Thursday, May 1, 2014

Building Apache Spark Jars

Apache Spark seems to have taken over the Big Data world. Apache Spark is an in-memory solution that reads data from HDFS. Ever since its first release, Spark has received much attention from the Big Data community and now has a huge fan following from academicians, researchers and the industry. Unfortunately, the documentation for the work has not been keeping up with the code development (in my opinion). There is especially one issue that took me a long time to figure out and I am hoping this post will cut-short the time spent by others trying to solve the same problem.

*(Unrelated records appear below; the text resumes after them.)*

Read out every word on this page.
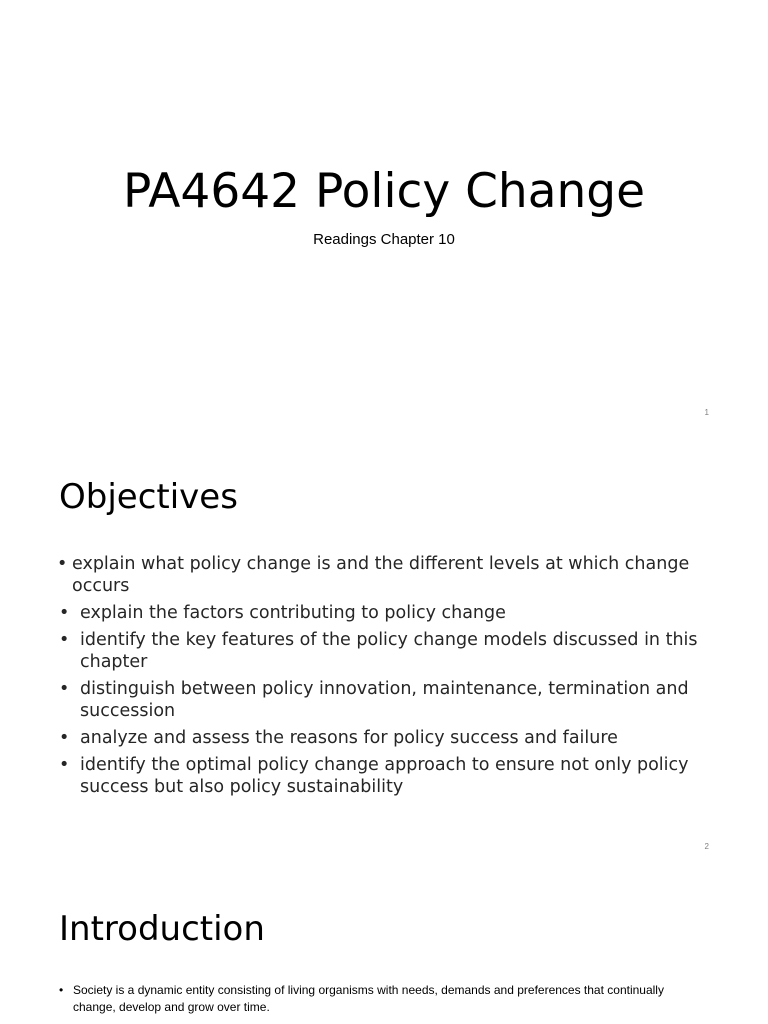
PA4642 Policy Change
Readings Chapter 10
1
Objectives
• explain what policy change is and the different levels at which change occurs
• explain the factors contributing to policy change
• identify the key features of the policy change models discussed in this chapter
• distinguish between policy innovation, maintenance, termination and succession
• analyze and assess the reasons for policy success and failure
• identify the optimal policy change approach to ensure not only policy success but also policy sustainability
2
Introduction
• Society is a dynamic entity consisting of living organisms with needs, demands and preferences that continually change, develop and grow over time.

The Goal: I already have a cluster of spark set up on a set of machines. Let me call this the "lab" cluster. This lab cluster came pre-installed with Hadoop. I want to run spark jobs (written in scala) on this cluster. There are two ways to do it
a) Running sbt run from the root of the sbt project that contains the scala code.
b) Run the fat jar created by sbt assembly as follows

    java -cp path-to-fat-jar MainClassName

The problem: According to the guidelines provided on Spark's documentation, the sbt plugin needs to specify library dependencies to spark and to the relevant hadoop version as follows:

libraryDependencies += "org.apache.spark" %% "spark-core" % "0.9.1"
libraryDependencies += "org.apache.hadoop" % "hadoop-client" % "your-hadoop-version"
 The issue with this is that the fat jar thus compiled now contains libraries that are already present on my cluster. If there any version difference in your hadoop dependency and in hadoop installed on your cluster you will run into a common client mismatch error

The solution:    I found this great resource finally. Here they specially mention that you need to eliminate spark as well as hadoop dependencies and the fat jar should contain nothing but the code for your application. This can be done simply by adding "provided" keyword ahead of each of the library dependency in your build.sbt or build.scala. With this change watch how your sbt excludes all spark, akka and hadoop dependencies. The final jar can be launched using the above mentioned command without any issues

Next Up:    While the cloudera page (and the selflessness of a colleague at work) saved my day, I have now run into another problem. I would like to run this jar using oozie (hadoop's job scheduler) but then again, there is very limited documentation (except for may be one hint). Hopefully I will figure out the puzzle and write another blog to help folks out there who are struggling like me.